Barrie Maguire

Comment sauver l’euro

BRUSSELS – L’Union européenne doit revenir sur un point de constitutionnalité. L’euro n’était pas né que déjà, les pères de l’UEM (Union économique et monétaire), inquiets pour sa stabilité, prédisaient que le laxisme budgétaire en serait le grand ennemi. Les Etats membres de la zone euro n’ont jamais voulu renoncer, malgré cela, à leur souveraineté fiscale.

Assorti de la fameuse clause de non-refinancement (“no bailout”) du Traité de Maastricht, le Pacte de stabilité et de croissance était censé résoudre cette difficulté. Le Traité avait pour objectif d’imposer une discipline de marché, le Pacte, celui de veiller à la stabilité financière, en maintenant les déficits publics en deçà d’une limite infranchissable.

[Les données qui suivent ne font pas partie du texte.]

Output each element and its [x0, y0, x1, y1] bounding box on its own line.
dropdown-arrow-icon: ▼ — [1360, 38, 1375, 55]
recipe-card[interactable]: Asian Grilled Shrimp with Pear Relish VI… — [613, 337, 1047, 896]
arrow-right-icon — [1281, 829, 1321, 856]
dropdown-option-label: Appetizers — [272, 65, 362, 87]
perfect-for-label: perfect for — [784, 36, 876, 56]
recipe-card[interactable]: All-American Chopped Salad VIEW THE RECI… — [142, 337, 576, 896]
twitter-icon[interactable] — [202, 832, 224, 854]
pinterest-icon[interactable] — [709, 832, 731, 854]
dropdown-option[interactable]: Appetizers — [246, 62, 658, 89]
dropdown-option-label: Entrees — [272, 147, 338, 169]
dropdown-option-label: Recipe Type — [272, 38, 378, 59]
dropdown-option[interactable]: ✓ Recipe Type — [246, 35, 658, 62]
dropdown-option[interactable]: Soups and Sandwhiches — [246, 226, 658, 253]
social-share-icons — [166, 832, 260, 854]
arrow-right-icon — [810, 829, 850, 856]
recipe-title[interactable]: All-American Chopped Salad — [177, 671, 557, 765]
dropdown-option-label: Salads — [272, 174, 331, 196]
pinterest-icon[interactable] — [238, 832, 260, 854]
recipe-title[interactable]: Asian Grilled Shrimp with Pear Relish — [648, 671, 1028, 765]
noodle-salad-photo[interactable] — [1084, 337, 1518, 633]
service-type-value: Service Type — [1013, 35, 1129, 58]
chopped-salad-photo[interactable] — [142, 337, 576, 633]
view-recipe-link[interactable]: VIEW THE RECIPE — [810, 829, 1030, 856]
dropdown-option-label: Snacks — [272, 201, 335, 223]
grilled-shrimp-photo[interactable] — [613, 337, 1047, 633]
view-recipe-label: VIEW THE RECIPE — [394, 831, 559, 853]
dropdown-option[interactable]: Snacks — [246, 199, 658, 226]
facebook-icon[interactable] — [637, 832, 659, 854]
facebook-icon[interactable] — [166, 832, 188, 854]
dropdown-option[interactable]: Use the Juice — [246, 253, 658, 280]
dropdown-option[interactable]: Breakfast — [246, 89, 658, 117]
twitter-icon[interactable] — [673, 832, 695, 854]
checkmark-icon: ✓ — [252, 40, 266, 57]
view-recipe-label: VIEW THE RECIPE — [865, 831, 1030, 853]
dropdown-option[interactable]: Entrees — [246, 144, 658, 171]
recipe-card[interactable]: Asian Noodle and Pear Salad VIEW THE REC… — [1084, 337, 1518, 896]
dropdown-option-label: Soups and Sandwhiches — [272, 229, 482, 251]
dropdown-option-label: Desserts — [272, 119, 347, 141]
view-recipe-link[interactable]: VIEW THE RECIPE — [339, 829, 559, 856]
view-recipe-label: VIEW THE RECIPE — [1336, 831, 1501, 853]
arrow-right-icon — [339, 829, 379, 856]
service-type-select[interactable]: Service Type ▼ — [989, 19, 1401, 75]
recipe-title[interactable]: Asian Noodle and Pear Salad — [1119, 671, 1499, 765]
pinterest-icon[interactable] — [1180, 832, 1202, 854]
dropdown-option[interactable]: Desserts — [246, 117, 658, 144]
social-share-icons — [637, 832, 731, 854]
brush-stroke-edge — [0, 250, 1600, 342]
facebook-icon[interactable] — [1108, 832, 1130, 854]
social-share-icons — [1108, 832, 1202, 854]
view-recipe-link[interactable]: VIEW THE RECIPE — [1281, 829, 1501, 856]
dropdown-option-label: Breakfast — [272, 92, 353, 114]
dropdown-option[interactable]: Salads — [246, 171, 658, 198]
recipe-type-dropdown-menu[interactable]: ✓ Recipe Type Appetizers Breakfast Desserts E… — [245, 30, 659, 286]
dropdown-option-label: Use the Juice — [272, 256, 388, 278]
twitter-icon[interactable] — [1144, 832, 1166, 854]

Ni l’un ni l’autre n’a répondu à ces objectifs. Les déficits se sont approfondis et la clause de non-refinancement s’est vue recalée dès la première épreuve, la crise grecque. Le 11 février, les chefs d’Etat et de gouvernement de l’Union européenne déclaraient officiellement: “Les Etats membres de la zone euro prendront des mesures déterminées et coordonnées, si nécessaire, pour préserver la stabilité financière de la zone euro dans son ensemble”.